Now it does not take genius to grasp that over time this will result in a small number of brilliant white doctors being produced while those of other races will always be regarded as not being quite up to scratch.

It is one matter to enforce quotas on rugby and cricket teams which, by the way, the very recipients of such favouritism resent as it casts doubt on their own abilities. No one wants to be a token. Just ask those young men.
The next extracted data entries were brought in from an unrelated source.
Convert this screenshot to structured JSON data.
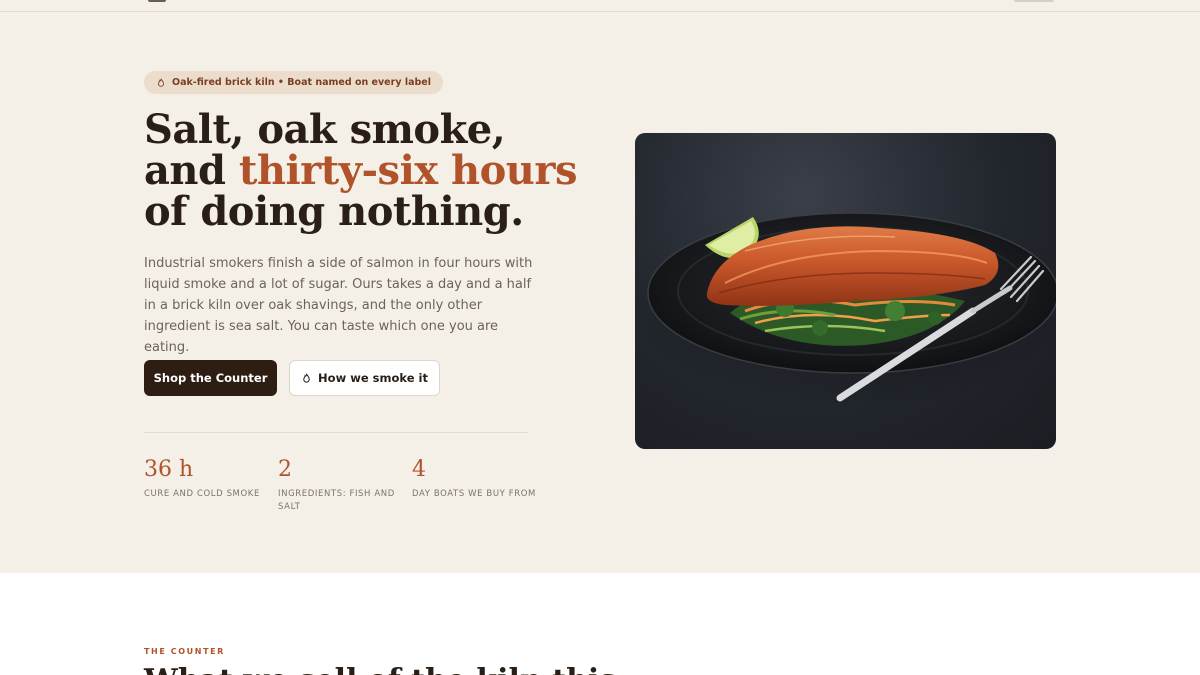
{
  "hero": {
    "eyebrow": "Oak-fired brick kiln • Boat named on every label",
    "headline": {
      "line1": "Salt, oak smoke,",
      "line2_prefix": "and ",
      "line2_accent": "thirty-six hours",
      "line3": "of doing nothing."
    },
    "lede": "Industrial smokers finish a side of salmon in four hours with liquid smoke and a lot of sugar. Ours takes a day and a half in a brick kiln over oak shavings, and the only other ingredient is sea salt. You can taste which one you are eating.",
    "primary_cta": "Shop the Counter",
    "secondary_cta": "How we smoke it",
    "stats": [
      {
        "value": "36 h",
        "label": "CURE AND COLD SMOKE"
      },
      {
        "value": "2",
        "label": "INGREDIENTS: FISH AND SALT"
      },
      {
        "value": "4",
        "label": "DAY BOATS WE BUY FROM"
      }
    ]
  },
  "section2": {
    "kicker": "THE COUNTER",
    "title": "What we sell of the kiln this"
  },
  "icons": {
    "eyebrow_icon": "flame-icon",
    "secondary_cta_icon": "flame-icon"
  },
  "colors": {
    "accent": "#b0532a",
    "dark": "#2d1d12",
    "background": "#f4f0e8"
  }
}
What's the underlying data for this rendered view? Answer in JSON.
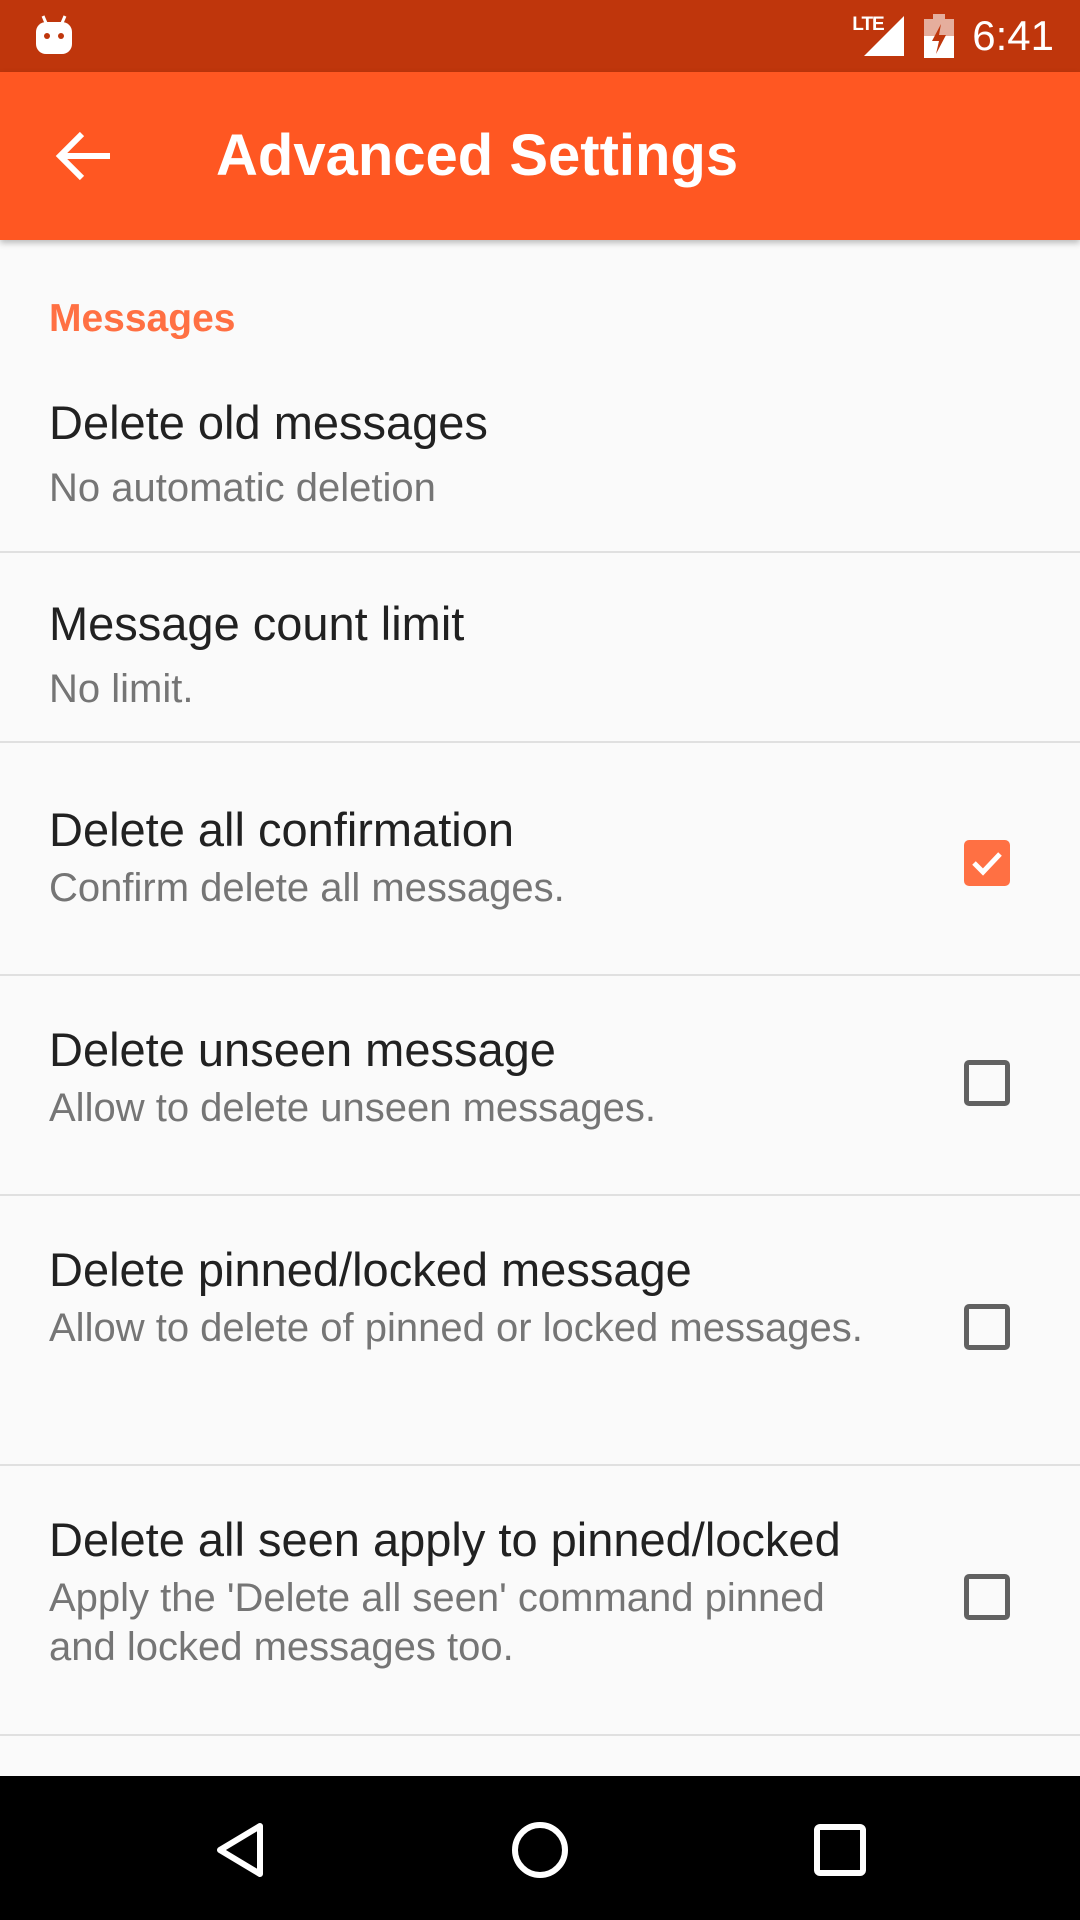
{
  "status_bar": {
    "network": "LTE",
    "time": "6:41"
  },
  "toolbar": {
    "title": "Advanced Settings"
  },
  "section": {
    "title": "Messages"
  },
  "preferences": [
    {
      "title": "Delete old messages",
      "summary": "No automatic deletion"
    },
    {
      "title": "Message count limit",
      "summary": "No limit."
    },
    {
      "title": "Delete all confirmation",
      "summary": "Confirm delete all messages.",
      "checked": true
    },
    {
      "title": "Delete unseen message",
      "summary": "Allow to delete unseen messages.",
      "checked": false
    },
    {
      "title": "Delete pinned/locked message",
      "summary": "Allow to delete of pinned or locked messages.",
      "checked": false
    },
    {
      "title": "Delete all seen apply to pinned/locked",
      "summary": "Apply the 'Delete all seen' command pinned and locked messages too.",
      "checked": false
    }
  ],
  "colors": {
    "status_bar": "#bf360c",
    "toolbar": "#ff5722",
    "accent": "#ff7043",
    "nav_bar": "#000000"
  },
  "icons": {
    "status_left": "android-notification-icon",
    "signal": "signal-icon",
    "battery": "battery-charging-icon",
    "back": "arrow-back-icon",
    "nav_back": "nav-back-icon",
    "nav_home": "nav-home-icon",
    "nav_recents": "nav-recents-icon"
  }
}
They want to be selected on merit.

Such is the hypocrisy of our new elite who favour such racist discrimination, that when they or their loved ones need medical help they want only the best and, of course, they can afford it having made billions out of BEE or, at the least, handsome rewards from politics.
When they are in need, considerations of race go out the window.

When the light-fingered and intemperate (in more ways than one) Manto Tshabalala-Msimang had her liver transplant one can be sure that she was not the slightest bit interested in the race of her medical team.

Such is the inanity of these neo-apartheid practices that in one instance an Indian girl was rejected by UCT on the grounds that she was white. Hendrik Verwoerd must be smiling in his grave. Race has nothing to do with the ability to practice medicine. Recently a black radiologist inserted needles deep into my spine in a delicate procedure in which he used considerable expertise to train highly sophisticated scanning instruments on precisely the points he needed to inject.

Thankfully there are some sane voices in this debate. For example, according to Cape Town Alive, UCT philosophy head Prof David Benatar said it is disadvantage itself, not race, that should be the qualifying factor – even if the majority are black.

He added: “The very classifications that were regarded as ludicrous then are now deemed vital to ‘redress’.”

Eminent educationist Prof Jonathan Jansen is equally outspoken, describing UCT’s policy as perpetuating apartheid philosophy. He says UCT is “oversimplifying this, waving the race card 15 years after democracy.”

He points out that “more and more students coming to UCT are black middle-class kids who went to Rondebosch Boys or Bishops and had all the benefits of private education.”

So according to UCT’s racist design, a poor white kid who struggles through a government school achieving a 90% pass will be excluded from the medical school in favour of a black kid whose parents could afford to send him to a privileged private school and who managed to scrape by on 74%.

And seeing that UCT has regressed to neo-apartheid values, how would they treat the kids of Tokyo Sexwale, the BEE billionaire who could one day be our President and who is married to what our race classification describes as a “white” woman.

What will UCT demand of the Sexwale kids?

Do they have the guts to answer that question?

Another View by Stephen Mulholland

1 Opinion(s):

Anonymous said...

Hi Loggi. Great post. I have just read the Education Department stats for 2007. It is dismal.